Ah now I see the problem, it is lack of fat. You can use fat trimmed form other cuts of pork, uncured, unsalted fat back, caul fat or suet to add a good layer of fat where that bit in pic 12 lands, just need more of it.

My personal choice is 2 layers of caul fat as that nearly disappears in cooking but, it's not always easy to get caul fat.


----------



## taxlady

I agree, lack of fat is probably a big part of it being too dry.


----------



## CakePoet

The rullpölsa I buy has a layer of belly fatt rolled in and it is heaven.  Yeah I dont make it, I buy it  made here in Sweden with Swedish pork by a Dane.


----------



## Golddustpeak

OK ...
I'll give it a try, more fat and less pressure.

I'm off to the store.

I'll report back in a week or two.

TNX


----------



## taxlady

Golddustpeak said:


> OK ...
> I'll give it a try, more fat and less pressure.
> 
> I'm off to the store.
> 
> I'll report back in a week or two.
> 
> TNX


Have a look at reply #6 for another tip. http://www.discusscooking.com/forums/f21/rullep-lse-danish-spiced-meat-roll-69389.html#post989348

And good luck.


----------



## Golddustpeak

OK it's out of the refrigerator.

Not bad this time.
I cut way back on the clamping pressure that I'd been using in the past.
Now that I think about my folks had used a couple boards wrapped in a rope 

I also used the fattiest pork that I could find.
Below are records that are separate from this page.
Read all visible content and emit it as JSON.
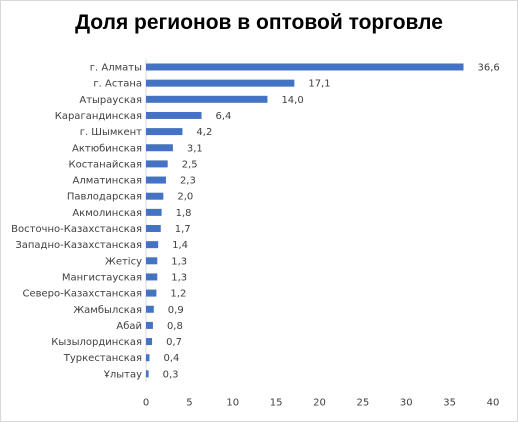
{
  "chart_data": {
    "type": "bar",
    "orientation": "horizontal",
    "title": "Доля регионов в оптовой торговле",
    "xlabel": "",
    "ylabel": "",
    "categories": [
      "г. Алматы",
      "г. Астана",
      "Атырауская",
      "Карагандинская",
      "г. Шымкент",
      "Актюбинская",
      "Костанайская",
      "Алматинская",
      "Павлодарская",
      "Акмолинская",
      "Восточно-Казахстанская",
      "Западно-Казахстанская",
      "Жетісу",
      "Мангистауская",
      "Северо-Казахстанская",
      "Жамбылская",
      "Абай",
      "Кызылординская",
      "Туркестанская",
      "Ұлытау"
    ],
    "values": [
      36.6,
      17.1,
      14.0,
      6.4,
      4.2,
      3.1,
      2.5,
      2.3,
      2.0,
      1.8,
      1.7,
      1.4,
      1.3,
      1.3,
      1.2,
      0.9,
      0.8,
      0.7,
      0.4,
      0.3
    ],
    "value_labels": [
      "36,6",
      "17,1",
      "14,0",
      "6,4",
      "4,2",
      "3,1",
      "2,5",
      "2,3",
      "2,0",
      "1,8",
      "1,7",
      "1,4",
      "1,3",
      "1,3",
      "1,2",
      "0,9",
      "0,8",
      "0,7",
      "0,4",
      "0,3"
    ],
    "xlim": [
      0,
      40
    ],
    "xticks": [
      0,
      5,
      10,
      15,
      20,
      25,
      30,
      35,
      40
    ],
    "grid": false,
    "legend": "none",
    "bar_color": "#4472c4"
  }
}
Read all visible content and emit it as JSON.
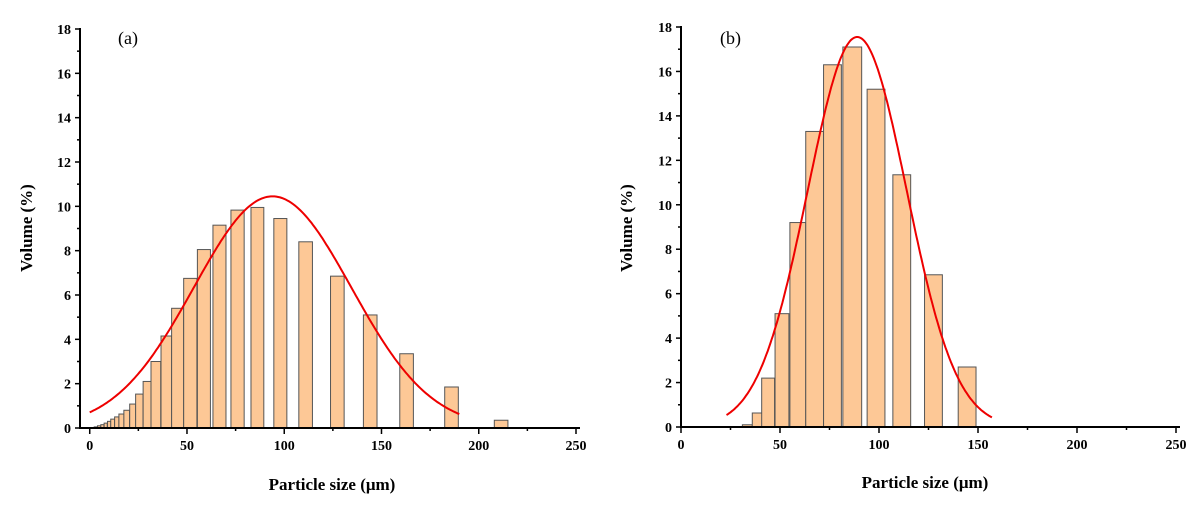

As this was a layered beef / pork product I now need to find the best type of beef to use.  I wanted to try lamb but I thought it was too expensive for my experiment.

Thanks all !!!


----------



## taxlady

Thanks for the update Golddustpeak.


----------



## CakePoet

Well all the recipe I have  and all the rullepölse I have  has a thick white band of pure lard, belly fat from a pig to make it moist and lovely. I  hope   get to buy rullepölsa on Saturday, I will take a picture in that case.


----------